Consider that without an index to use for the WHERE, the system will
have to look at the entire table.

But for the ORDER BY, if a suitable index doesn't exist it only has to
build one for the subset of records selected by the WHERE.

If you haven't read this, you need to.
"Indexing and Statistics Strategies for DB2 UDB for iSeries"

https://www-304.ibm.com/partnerworld/wps/servlet/ContentHandler/servers/enable/site/bi/strategy/index.html

Lastly, just because there's a lot of "stuff" going on after the read
doesn't mean you can't use Option #1.

Consider one or more User Defined Functions (UDFs) possibly User
Defined Table Functions (UDTF) that would do the "stuff" and
optionally return values you need in to update the record with. ie:

Update CdrMstP a
Set StmDte = DetermineStatementDate(Cust#),
Corp# = AssignCorp(Cust#)
Loc# = AssignLoc(Cust#)
Dept# = AssignDept(Cust#)
PrtFlg = DeterminePrintFlag(Cust#)
SvPrtFlg = DetermineSvPrtFlg(Cust#)
Where CalDte <= :CutOff
and StmDte = '0001-01-01'



HTH,
Charles


On Tue, Jun 22, 2010 at 6:59 PM, Kurt Anderson
<kurt.anderson@xxxxxxxxxxxxxx> wrote:
So it's the Where statement I need to pay attention to in addition to the Order By when determining which fields to make the key fields in my index?
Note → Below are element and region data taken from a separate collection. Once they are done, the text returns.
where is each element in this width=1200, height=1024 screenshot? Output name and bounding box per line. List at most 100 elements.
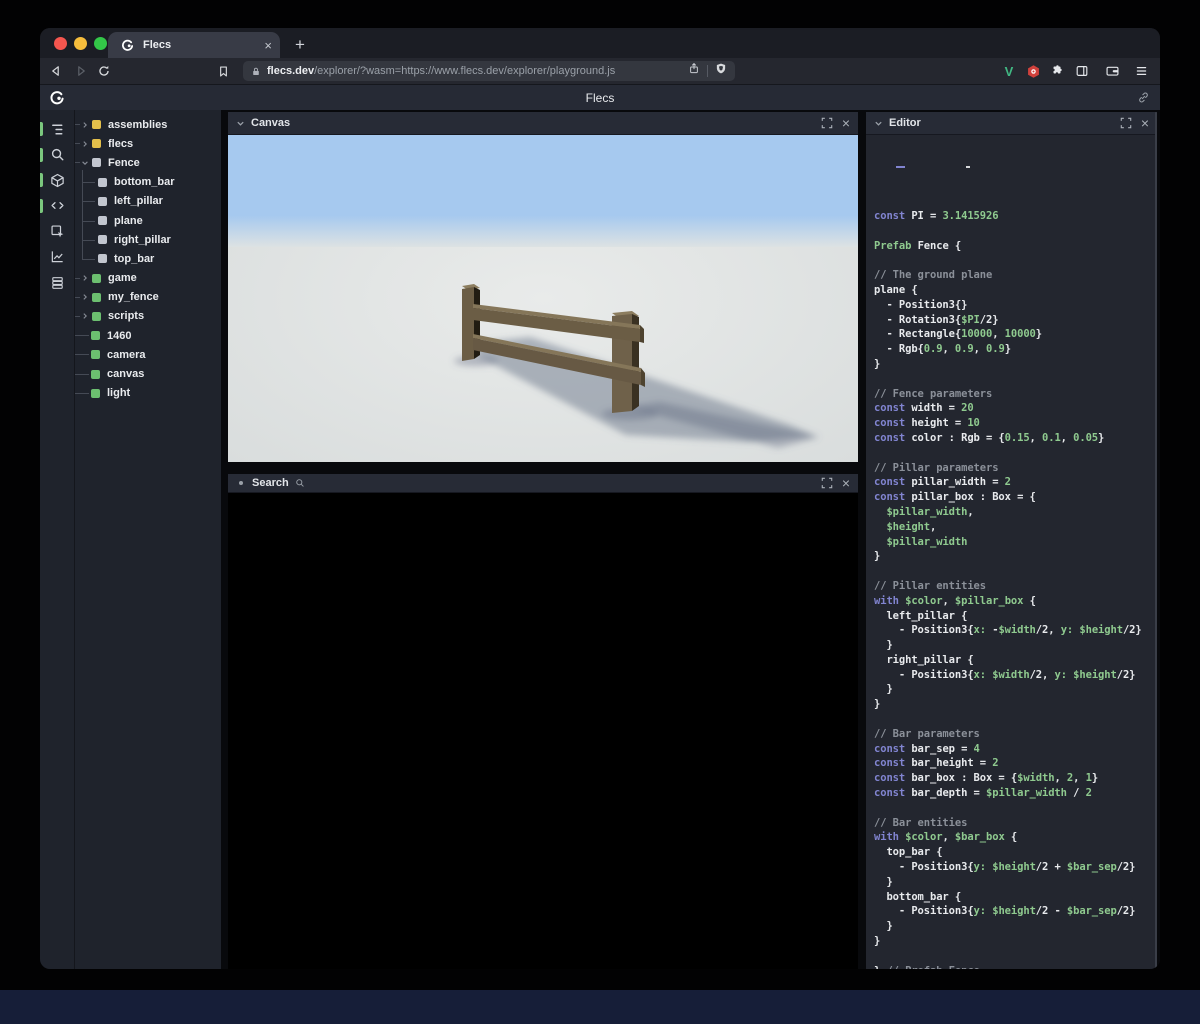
code-line: } // Prefab Fence bbox=[874, 964, 1155, 969]
tree-item-label: scripts bbox=[108, 310, 144, 322]
code-line: with $color, $bar_box { bbox=[874, 830, 1155, 845]
rail-item-inspect[interactable] bbox=[40, 223, 75, 239]
hexagon-extension-icon[interactable] bbox=[1022, 61, 1044, 81]
tree-item-top_bar[interactable]: top_bar bbox=[75, 249, 221, 268]
traffic-light-minimize-button[interactable] bbox=[74, 37, 87, 50]
traffic-light-close-button[interactable] bbox=[54, 37, 67, 50]
rail-item-code[interactable] bbox=[40, 198, 75, 214]
code-line: const width = 20 bbox=[874, 401, 1155, 416]
address-bar[interactable]: flecs.dev /explorer/?wasm=https://www.fl… bbox=[243, 61, 735, 81]
code-line: with $color, $pillar_box { bbox=[874, 594, 1155, 609]
panel-collapsed-dot[interactable] bbox=[239, 481, 243, 485]
tree-item-flecs[interactable]: flecs bbox=[75, 134, 221, 153]
tree-guide-stub bbox=[75, 354, 89, 355]
editor-scrollbar[interactable] bbox=[1155, 112, 1157, 969]
tree-item-bottom_bar[interactable]: bottom_bar bbox=[75, 173, 221, 192]
tree-item-scripts[interactable]: scripts bbox=[75, 307, 221, 326]
tree-item-label: 1460 bbox=[107, 330, 131, 342]
canvas-3d-scene[interactable] bbox=[228, 135, 858, 462]
chevron-down-icon[interactable] bbox=[80, 158, 90, 168]
wallet-icon[interactable] bbox=[1101, 61, 1123, 81]
vue-extension-icon[interactable]: V bbox=[998, 61, 1020, 81]
entity-square-icon bbox=[98, 178, 107, 187]
tree-item-1460[interactable]: 1460 bbox=[75, 326, 221, 345]
browser-tab[interactable]: Flecs × bbox=[108, 32, 280, 58]
entity-square-icon bbox=[92, 293, 101, 302]
close-icon[interactable]: × bbox=[842, 476, 850, 490]
code-line bbox=[874, 712, 1155, 727]
tree-item-label: right_pillar bbox=[114, 234, 171, 246]
rail-item-cube[interactable] bbox=[40, 172, 75, 188]
clipped-code-line bbox=[874, 165, 1155, 169]
search-panel-header[interactable]: Search × bbox=[228, 474, 858, 493]
tree-item-canvas[interactable]: canvas bbox=[75, 364, 221, 383]
back-button[interactable] bbox=[46, 61, 66, 81]
code-line: // Bar parameters bbox=[874, 727, 1155, 742]
sidebar-toggle-icon[interactable] bbox=[1071, 61, 1093, 81]
chevron-right-icon[interactable] bbox=[80, 292, 90, 302]
tree-item-game[interactable]: game bbox=[75, 269, 221, 288]
chevron-down-icon[interactable] bbox=[874, 119, 883, 128]
tree-item-label: light bbox=[107, 387, 130, 399]
code-line bbox=[874, 253, 1155, 268]
code-line: $pillar_width, bbox=[874, 505, 1155, 520]
tab-close-icon[interactable]: × bbox=[264, 39, 272, 52]
share-icon[interactable] bbox=[688, 62, 700, 80]
entity-square-icon bbox=[91, 370, 100, 379]
editor-code[interactable]: const PI = 3.1415926 Prefab Fence { // T… bbox=[866, 135, 1155, 969]
outline-icon bbox=[50, 122, 65, 137]
tree-item-light[interactable]: light bbox=[75, 384, 221, 403]
fullscreen-icon[interactable] bbox=[821, 477, 833, 489]
inspect-icon bbox=[50, 224, 65, 239]
canvas-panel-header[interactable]: Canvas × bbox=[228, 112, 858, 135]
close-icon[interactable]: × bbox=[1141, 116, 1149, 130]
rail-item-outline[interactable] bbox=[40, 121, 75, 137]
editor-panel: Editor × const PI = 3.1415926 Prefab Fen… bbox=[866, 112, 1157, 969]
close-icon[interactable]: × bbox=[842, 116, 850, 130]
code-line bbox=[874, 949, 1155, 964]
code-line bbox=[874, 372, 1155, 387]
code-line: } bbox=[874, 934, 1155, 949]
panel-title: Editor bbox=[889, 117, 921, 129]
rail-item-rows[interactable] bbox=[40, 275, 75, 291]
reload-button[interactable] bbox=[94, 61, 114, 81]
code-line bbox=[874, 446, 1155, 461]
entity-square-icon bbox=[91, 350, 100, 359]
code-line: - Rgb{0.9, 0.9, 0.9} bbox=[874, 342, 1155, 357]
tree-item-left_pillar[interactable]: left_pillar bbox=[75, 192, 221, 211]
chevron-right-icon[interactable] bbox=[80, 139, 90, 149]
tree-item-my_fence[interactable]: my_fence bbox=[75, 288, 221, 307]
code-line bbox=[874, 801, 1155, 816]
editor-panel-header[interactable]: Editor × bbox=[866, 112, 1157, 135]
rail-item-chart[interactable] bbox=[40, 249, 75, 265]
fullscreen-icon[interactable] bbox=[821, 117, 833, 129]
tree-guide-stub bbox=[75, 374, 89, 375]
chevron-right-icon[interactable] bbox=[80, 311, 90, 321]
code-line: right_pillar { bbox=[874, 653, 1155, 668]
extensions-puzzle-icon[interactable] bbox=[1046, 61, 1068, 81]
tree-item-camera[interactable]: camera bbox=[75, 345, 221, 364]
code-line: } bbox=[874, 682, 1155, 697]
tree-item-right_pillar[interactable]: right_pillar bbox=[75, 230, 221, 249]
forward-button[interactable] bbox=[71, 61, 91, 81]
tree-item-assemblies[interactable]: assemblies bbox=[75, 115, 221, 134]
shield-icon[interactable] bbox=[715, 62, 727, 80]
chevron-right-icon[interactable] bbox=[80, 273, 90, 283]
tree-item-label: camera bbox=[107, 349, 146, 361]
menu-icon[interactable] bbox=[1130, 61, 1152, 81]
divider bbox=[707, 65, 708, 77]
icon-rail bbox=[40, 110, 75, 969]
chart-icon bbox=[50, 249, 65, 264]
tree-item-label: game bbox=[108, 272, 137, 284]
traffic-light-zoom-button[interactable] bbox=[94, 37, 107, 50]
new-tab-button[interactable]: + bbox=[289, 34, 311, 56]
code-line: - Position3{x: -$width/2, y: $height/2} bbox=[874, 623, 1155, 638]
chevron-down-icon[interactable] bbox=[236, 119, 245, 128]
rail-item-search[interactable] bbox=[40, 147, 75, 163]
fullscreen-icon[interactable] bbox=[1120, 117, 1132, 129]
chevron-right-icon[interactable] bbox=[80, 120, 90, 130]
bookmark-icon[interactable] bbox=[213, 61, 233, 81]
tree-item-Fence[interactable]: Fence bbox=[75, 153, 221, 172]
tree-item-plane[interactable]: plane bbox=[75, 211, 221, 230]
link-icon[interactable] bbox=[1137, 91, 1150, 109]
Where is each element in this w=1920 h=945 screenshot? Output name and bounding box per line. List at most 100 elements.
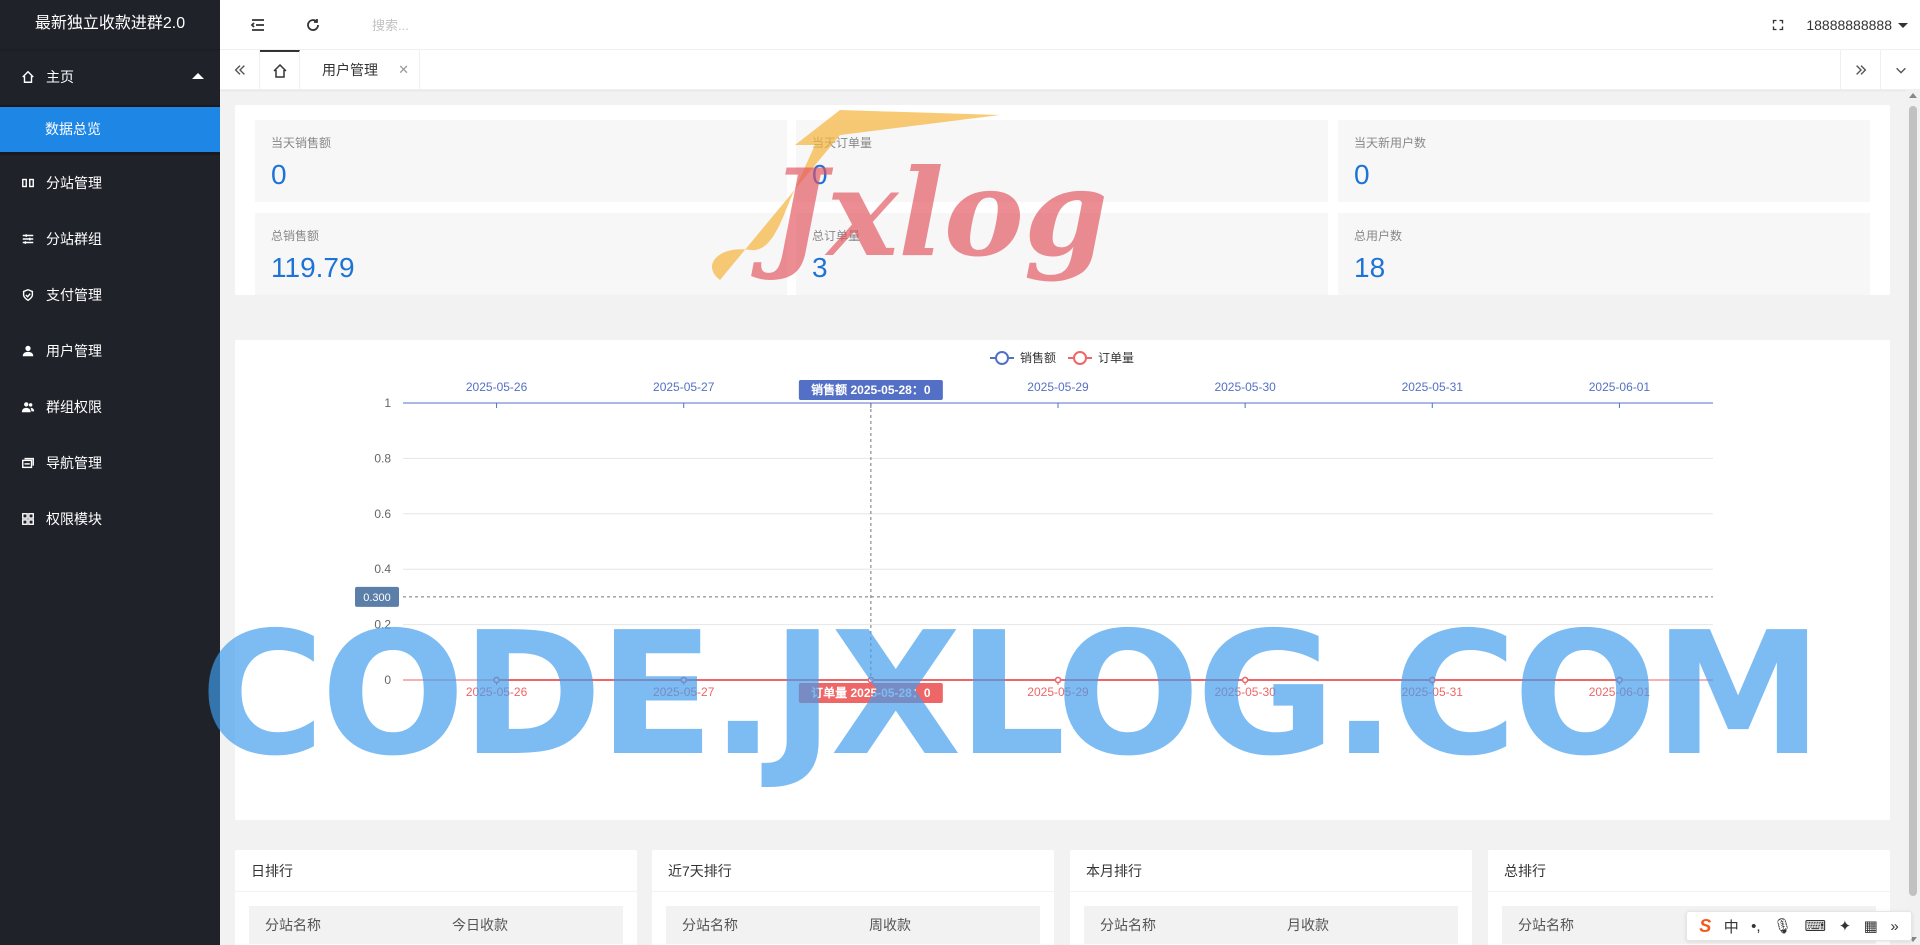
x-tick-label-top: 2025-05-30 — [1214, 380, 1276, 394]
legend-orders: 订单量 — [1098, 351, 1134, 365]
stat-label: 当天销售额 — [271, 136, 332, 150]
grid-icon — [20, 511, 36, 527]
ime-logo-icon: S — [1699, 915, 1712, 936]
home-icon — [272, 63, 287, 78]
stat-total-users: 总用户数 18 — [1338, 213, 1870, 295]
sidebar: 最新独立收款进群2.0 主页 数据总览 分站管理 分站群组 支付管理 用户管理 … — [0, 0, 220, 945]
ranking-table-header: 分站名称 周收款 — [666, 906, 1040, 944]
tab-label: 用户管理 — [322, 62, 378, 78]
line-chart[interactable]: 销售额 订单量 0 0.2 0.4 0.6 0.8 1 2025-05-26 2025-05-26… — [235, 340, 1890, 820]
sidebar-item-users[interactable]: 用户管理 — [0, 323, 220, 379]
sidebar-item-permission-modules[interactable]: 权限模块 — [0, 491, 220, 547]
user-icon — [20, 343, 36, 359]
toolbox-icon[interactable]: ▦ — [1864, 917, 1878, 935]
navigation-icon — [20, 455, 36, 471]
x-tick-label-top: 2025-05-29 — [1027, 380, 1089, 394]
y-tick-label: 0.2 — [374, 618, 391, 632]
column-header: 月收款 — [1287, 917, 1329, 933]
ranking-title: 近7天排行 — [652, 850, 1054, 892]
ime-mode[interactable]: 中 — [1724, 916, 1739, 937]
tabs-menu-button[interactable] — [1880, 50, 1920, 90]
double-chevron-right-icon — [1855, 65, 1866, 75]
stat-label: 总订单量 — [812, 229, 861, 243]
ranking-table-header: 分站名称 月收款 — [1084, 906, 1458, 944]
data-point — [493, 676, 500, 684]
user-menu[interactable]: 18888888888 — [1806, 0, 1908, 50]
sidebar-subnav: 数据总览 — [0, 105, 220, 155]
sidebar-item-label: 主页 — [46, 69, 74, 85]
keyboard-icon[interactable]: ⌨ — [1805, 917, 1827, 935]
caret-up-icon — [192, 73, 204, 79]
y-tick-label: 1 — [384, 396, 391, 410]
more-icon[interactable]: » — [1890, 918, 1898, 935]
refresh-icon — [307, 19, 319, 31]
stat-value: 3 — [812, 252, 828, 283]
fullscreen-icon — [1772, 19, 1784, 31]
stat-label: 当天新用户数 — [1354, 136, 1427, 150]
user-phone: 18888888888 — [1806, 17, 1892, 33]
columns-icon — [20, 175, 36, 191]
sidebar-item-substation-groups[interactable]: 分站群组 — [0, 211, 220, 267]
x-tick-label-bottom: 2025-05-29 — [1027, 685, 1089, 699]
home-icon — [20, 69, 36, 85]
fullscreen-button[interactable] — [1760, 0, 1796, 50]
sidebar-item-label: 分站管理 — [46, 175, 102, 191]
ranking-monthly: 本月排行 分站名称 月收款 — [1070, 850, 1472, 945]
sidebar-item-home[interactable]: 主页 — [0, 49, 220, 105]
sidebar-item-label: 用户管理 — [46, 343, 102, 359]
x-tick-label-top: 2025-05-27 — [653, 380, 715, 394]
stat-value: 0 — [271, 159, 287, 190]
sidebar-item-label: 分站群组 — [46, 231, 102, 247]
menu-fold-icon — [250, 19, 264, 31]
x-tick-label-bottom: 2025-05-27 — [653, 685, 715, 699]
scrollbar-thumb[interactable] — [1909, 106, 1917, 896]
tooltip-bottom-label: 订单量 2025-05-28：0 — [811, 685, 931, 700]
stat-label: 当天订单量 — [812, 136, 873, 150]
y-pointer-label: 0.300 — [363, 592, 391, 604]
legend-orders-marker — [1073, 351, 1087, 365]
sidebar-item-label: 权限模块 — [46, 511, 102, 527]
caret-down-icon — [1898, 22, 1908, 28]
stat-label: 总销售额 — [271, 229, 320, 243]
search-input[interactable] — [372, 14, 612, 36]
sidebar-item-payments[interactable]: 支付管理 — [0, 267, 220, 323]
tabs-scroll-left-button[interactable] — [220, 50, 260, 90]
sidebar-item-substations[interactable]: 分站管理 — [0, 155, 220, 211]
column-header: 分站名称 — [682, 917, 738, 933]
tab-home[interactable] — [260, 50, 300, 90]
shield-check-icon — [20, 287, 36, 303]
column-header: 分站名称 — [1100, 917, 1156, 933]
legend-sales-marker — [995, 351, 1009, 365]
sidebar-item-group-permissions[interactable]: 群组权限 — [0, 379, 220, 435]
sidebar-item-label: 导航管理 — [46, 455, 102, 471]
y-tick-label: 0.4 — [374, 562, 391, 576]
scroll-up-arrow-icon[interactable] — [1909, 93, 1917, 98]
tabs-scroll-right-button[interactable] — [1840, 50, 1880, 90]
close-icon[interactable]: ✕ — [398, 62, 409, 78]
sidebar-item-label: 支付管理 — [46, 287, 102, 303]
stat-today-orders: 当天订单量 0 — [796, 120, 1328, 202]
ranking-table-header: 分站名称 今日收款 — [249, 906, 623, 944]
tooltip-top-label: 销售额 2025-05-28：0 — [811, 382, 931, 397]
sidebar-item-navigation[interactable]: 导航管理 — [0, 435, 220, 491]
refresh-button[interactable] — [295, 0, 331, 50]
x-tick-label-top: 2025-05-26 — [466, 380, 528, 394]
ranking-daily: 日排行 分站名称 今日收款 — [235, 850, 637, 945]
stats-card: 当天销售额 0 当天订单量 0 当天新用户数 0 总销售额 119.79 总订单… — [235, 105, 1890, 295]
ime-toolbar[interactable]: S 中 •, 🎙 ⌨ ✦ ▦ » — [1686, 911, 1912, 941]
x-tick-label-top: 2025-06-01 — [1589, 380, 1651, 394]
page-scrollbar[interactable] — [1906, 90, 1920, 945]
x-tick-label-top: 2025-05-31 — [1402, 380, 1464, 394]
data-point — [1241, 676, 1249, 684]
punctuation-icon[interactable]: •, — [1751, 918, 1760, 935]
column-header: 今日收款 — [452, 917, 508, 933]
tab-bar: 用户管理 ✕ — [220, 50, 1920, 90]
sidebar-subitem-overview[interactable]: 数据总览 — [0, 107, 220, 152]
skin-icon[interactable]: ✦ — [1839, 917, 1852, 935]
tab-user-management[interactable]: 用户管理 ✕ — [300, 50, 420, 90]
ranking-title: 日排行 — [235, 850, 637, 892]
stat-value: 0 — [812, 159, 828, 190]
column-header: 分站名称 — [265, 917, 321, 933]
collapse-sidebar-button[interactable] — [240, 0, 276, 50]
microphone-icon[interactable]: 🎙 — [1773, 917, 1792, 935]
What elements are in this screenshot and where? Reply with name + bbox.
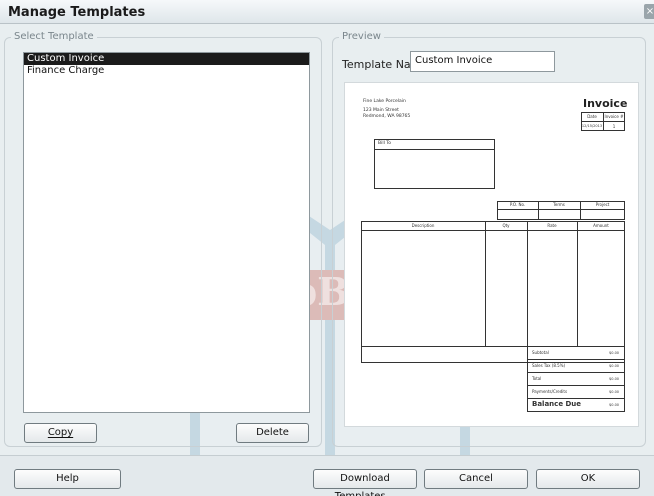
ok-button[interactable]: OK <box>536 469 640 489</box>
col-divider-2 <box>527 221 528 363</box>
col-divider-1 <box>485 221 486 346</box>
delete-button[interactable]: Delete <box>236 423 309 443</box>
col-qty: Qty <box>502 223 510 228</box>
company-line-1: Fine Lake Porcelain <box>363 99 406 104</box>
title-bar: Manage Templates × <box>0 0 654 24</box>
invoice-no-value: 1 <box>612 124 616 129</box>
bill-to-label: Bill To <box>378 141 392 146</box>
col-divider-3 <box>577 221 578 346</box>
sales-tax-value: $0.00 <box>609 364 620 368</box>
summary-divider-3 <box>527 385 625 386</box>
project-header: Project <box>595 202 610 207</box>
date-header: Date <box>587 114 597 119</box>
list-item-finance-charge[interactable]: Finance Charge <box>24 65 309 77</box>
po-header: P.O. No. <box>509 202 526 207</box>
payments-label: Payments/Credits <box>532 389 568 394</box>
help-button[interactable]: Help <box>14 469 121 489</box>
summary-divider-1 <box>527 359 625 360</box>
template-list[interactable]: Custom Invoice Finance Charge <box>23 52 310 413</box>
cancel-button[interactable]: Cancel <box>424 469 528 489</box>
bill-to-divider <box>374 149 495 150</box>
subtotal-label: Subtotal <box>532 350 549 355</box>
preview-legend: Preview <box>339 31 384 42</box>
close-icon[interactable]: × <box>644 4 654 19</box>
template-name-field[interactable]: Custom Invoice <box>410 51 555 72</box>
line-items-table <box>361 221 625 363</box>
payments-value: $0.00 <box>609 390 620 394</box>
invoice-title: Invoice <box>583 97 628 110</box>
window-title: Manage Templates <box>8 5 146 20</box>
sales-tax-label: Sales Tax (8.5%) <box>532 363 566 368</box>
col-amount: Amount <box>593 223 609 228</box>
terms-header: Terms <box>553 202 565 207</box>
col-description: Description <box>411 223 435 228</box>
copy-button[interactable]: Copy <box>24 423 97 443</box>
bill-to-box <box>374 139 495 189</box>
select-template-legend: Select Template <box>11 31 97 42</box>
list-item-custom-invoice[interactable]: Custom Invoice <box>24 53 309 65</box>
download-templates-button[interactable]: Download Templates... <box>313 469 417 496</box>
line-items-header-divider <box>361 230 625 231</box>
total-value: $0.00 <box>609 377 620 381</box>
summary-divider-4 <box>527 398 625 399</box>
total-label: Total <box>532 376 542 381</box>
date-value: 12/15/2013 <box>581 124 603 128</box>
po-terms-divider-h <box>497 209 625 210</box>
subtotal-value: $0.00 <box>609 351 620 355</box>
invoice-preview: Fine Lake Porcelain 123 Main Street Redm… <box>344 82 639 427</box>
summary-divider-2 <box>527 372 625 373</box>
invoice-no-header: Invoice # <box>604 114 624 119</box>
balance-due-label: Balance Due <box>532 400 582 408</box>
balance-due-value: $0.00 <box>609 403 620 407</box>
company-line-2: 123 Main Street <box>363 108 399 113</box>
company-line-3: Redmond, WA 98765 <box>363 114 411 119</box>
col-rate: Rate <box>547 223 557 228</box>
I gave #2 a try and it worked.  I can't use #1 because after the read there is a lot of stuff happening before the update.

I changed the Select to also have:
For Update of StmDte, Corp#, Loc#, Dept#, PrtFlg, SvPrtFlg

Although in doing this it was no longer fetching for 250 like my statement requests, and instead was fetching 2 at a time.